The episode ends with the dissolution of Barney & Quinn. The couple chooses to split for the same reason we all knew it wouldn't work from the beginning: Bob Sagget told them it wouldn't. Wait, no. Neither Barney or Quinn really trusts each other based on the circumstances of how they met and got together. And while its a conclusion that the show had hinted at and had ample opportunity to arrive at before, I'm just happy to be done with this plot line as it suggest that the show will be moving along at a (relatively) faster pace.

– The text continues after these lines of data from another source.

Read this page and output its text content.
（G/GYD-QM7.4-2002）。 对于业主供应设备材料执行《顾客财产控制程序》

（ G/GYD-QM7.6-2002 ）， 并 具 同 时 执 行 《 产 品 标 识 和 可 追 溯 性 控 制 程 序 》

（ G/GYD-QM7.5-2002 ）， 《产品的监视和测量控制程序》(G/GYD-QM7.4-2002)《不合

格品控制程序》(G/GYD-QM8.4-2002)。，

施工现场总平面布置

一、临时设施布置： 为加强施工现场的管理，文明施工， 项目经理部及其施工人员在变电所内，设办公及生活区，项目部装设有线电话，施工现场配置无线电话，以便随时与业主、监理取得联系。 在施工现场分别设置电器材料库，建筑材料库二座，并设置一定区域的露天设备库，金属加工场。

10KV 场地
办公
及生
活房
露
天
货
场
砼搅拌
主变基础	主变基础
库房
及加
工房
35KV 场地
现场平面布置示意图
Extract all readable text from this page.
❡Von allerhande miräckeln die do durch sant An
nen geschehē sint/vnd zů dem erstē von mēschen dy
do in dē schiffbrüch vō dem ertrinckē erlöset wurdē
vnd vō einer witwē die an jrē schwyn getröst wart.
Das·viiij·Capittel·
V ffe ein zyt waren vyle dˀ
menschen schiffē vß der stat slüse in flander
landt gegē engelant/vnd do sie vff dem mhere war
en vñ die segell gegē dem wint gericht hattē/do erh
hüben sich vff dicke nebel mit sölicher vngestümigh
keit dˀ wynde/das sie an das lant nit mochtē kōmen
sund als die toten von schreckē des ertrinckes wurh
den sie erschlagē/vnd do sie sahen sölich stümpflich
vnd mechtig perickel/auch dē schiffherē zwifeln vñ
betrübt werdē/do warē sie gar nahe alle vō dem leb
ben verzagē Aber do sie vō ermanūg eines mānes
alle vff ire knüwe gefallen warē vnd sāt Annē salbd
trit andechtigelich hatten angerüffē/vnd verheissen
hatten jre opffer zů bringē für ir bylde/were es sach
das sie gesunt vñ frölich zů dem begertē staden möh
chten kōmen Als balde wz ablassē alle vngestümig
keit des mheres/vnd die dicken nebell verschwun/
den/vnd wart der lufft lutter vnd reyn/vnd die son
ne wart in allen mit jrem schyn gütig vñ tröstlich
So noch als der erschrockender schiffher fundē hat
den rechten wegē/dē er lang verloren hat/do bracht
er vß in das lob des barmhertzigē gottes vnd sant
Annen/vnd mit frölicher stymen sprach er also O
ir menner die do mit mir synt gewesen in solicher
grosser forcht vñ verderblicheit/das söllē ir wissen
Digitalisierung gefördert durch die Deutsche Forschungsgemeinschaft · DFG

Usually piece moving episodes feel like filler as characters are put through predictable and necessary paces to position them for the next big storyline, but the writers took a chance here by really dialing up the absurdist comedy, and I think it paid off. Slightly recycled and foregone conclusions to storylines were disguised by big over the top gags to result in a flawed but surprisingly enjoyable late life episode of HIMYM

Grade: B

Notes:

"Kids the summer of 2012 was the summer of love"┬Ževeryone was happy as can be, which means there are absolutely no good stories." When has that stopped you before Ted?

"I even lost out with the kids, full custody, I got full custody of those kids." "Your kids are horrible." "The worst!" -Bob Odenkirk is always welcome.

"I HAVE NOTHING LEFT TO GIVE YOU DARLENE!"

"And just like that, one of these four couples would break up the very nest day! "┬ŽOk it wasn't Lily and Marshall."

"I get turned on watching myself do the news during sex." This line worked EVERY time. Every time.

"My ferrets will be so happy they have been living in an airport locker for weeks!"

"The red head with the baby. What's her situation?"

"Hello Darlene? Put Tugboat on the line. Hey buddy! Hey, it's the man!"